Stone the Crows

story by Karen Collum ,  illustrated by Gabriel Evans

Success Criteria:

I can retell the story in first person

I can retell the story through the eyes of the crow

I can include key events from the original story

I can use my imagination to add additional events

I can use a wide range of vocabulary to describe what the crow sees, hears and feels.

Rewrite a section from the text from the point of view of a crow.

Prior to reading the text, introduce/revise the concept of point of view: the viewpoint expressed by an individual in a text, for example the author, narrator or a character. (For more information and Stage Statements visit the ETA Textual Concept’s Page on Point of View.)

After reading the text, ask students to identify the point of view that the story is told from. Students should identify that an omniscient narrator is telling the story. Hint that because the story is told in third person it suggests that it is not a character in the story. Then ask which character’s actions, emotions and thoughts the narrator focuses on (Arabella).

As a class, list the other characters in the story: the Grandmother, the Mother, the murder of crows and the village people. Discuss how the story could also be told from the point of view of any of these characters. Ask:

If the story was told from the Mother’s point of view, would it change our opinion of her?

Acknowledge answers that mention: we might be more sympathetic to her concerns about food, we might see the crows as more of a threat to the crops, we might see how much she cares about Arabella.

Then, explain to students that they are going to rewrite a section of the text from the point of view of a crow through the following steps:

Provide students with a six cell storyboard. Tell students to imagine that they are seeing the world through a crow’s eyes. How would they illustrate the following events in the story?

The murder of crows descends upon the village during the autumn.
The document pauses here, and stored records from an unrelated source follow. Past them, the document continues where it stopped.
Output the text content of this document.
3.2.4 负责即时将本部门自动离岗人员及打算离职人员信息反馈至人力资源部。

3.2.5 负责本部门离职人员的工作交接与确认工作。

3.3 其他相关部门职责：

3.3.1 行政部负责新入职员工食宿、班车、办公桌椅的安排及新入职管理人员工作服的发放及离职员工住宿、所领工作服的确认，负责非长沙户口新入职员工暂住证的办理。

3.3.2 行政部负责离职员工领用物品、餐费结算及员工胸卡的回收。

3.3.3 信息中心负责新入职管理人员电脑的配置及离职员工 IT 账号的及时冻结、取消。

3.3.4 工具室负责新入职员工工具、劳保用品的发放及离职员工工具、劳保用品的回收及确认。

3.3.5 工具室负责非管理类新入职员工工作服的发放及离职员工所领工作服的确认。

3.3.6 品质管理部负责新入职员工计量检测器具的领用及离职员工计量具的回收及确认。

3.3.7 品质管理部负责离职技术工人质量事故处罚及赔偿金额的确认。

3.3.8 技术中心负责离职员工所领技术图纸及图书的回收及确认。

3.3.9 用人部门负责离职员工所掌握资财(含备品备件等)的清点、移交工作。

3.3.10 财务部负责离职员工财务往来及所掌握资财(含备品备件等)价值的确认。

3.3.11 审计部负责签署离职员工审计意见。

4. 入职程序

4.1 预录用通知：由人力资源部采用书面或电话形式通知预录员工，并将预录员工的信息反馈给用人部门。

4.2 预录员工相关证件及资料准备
They receive crumbs from a young girl and respond with their creaky, croaking voices. They then are yelled at by her mother.

A few years later, the mother snatches bread from the daughter and threatens to stone the crows.

The little girl provides crumbs to the crows in the moonlight and the birds bring gifts to her as thanks.

The villagers standing in the fields on the first day of the harvest ready to attack the crows.

The little girl starts to be pelted with stones, so the birds pick her up and fly her to safety.

After students have illustrated the story through the eyes of a crow, instruct them to choose their favourite event. Explain that they will rewrite this event in first person, through the crow’s perspective. Ask them to reread the relevant passage before they write their interpretation.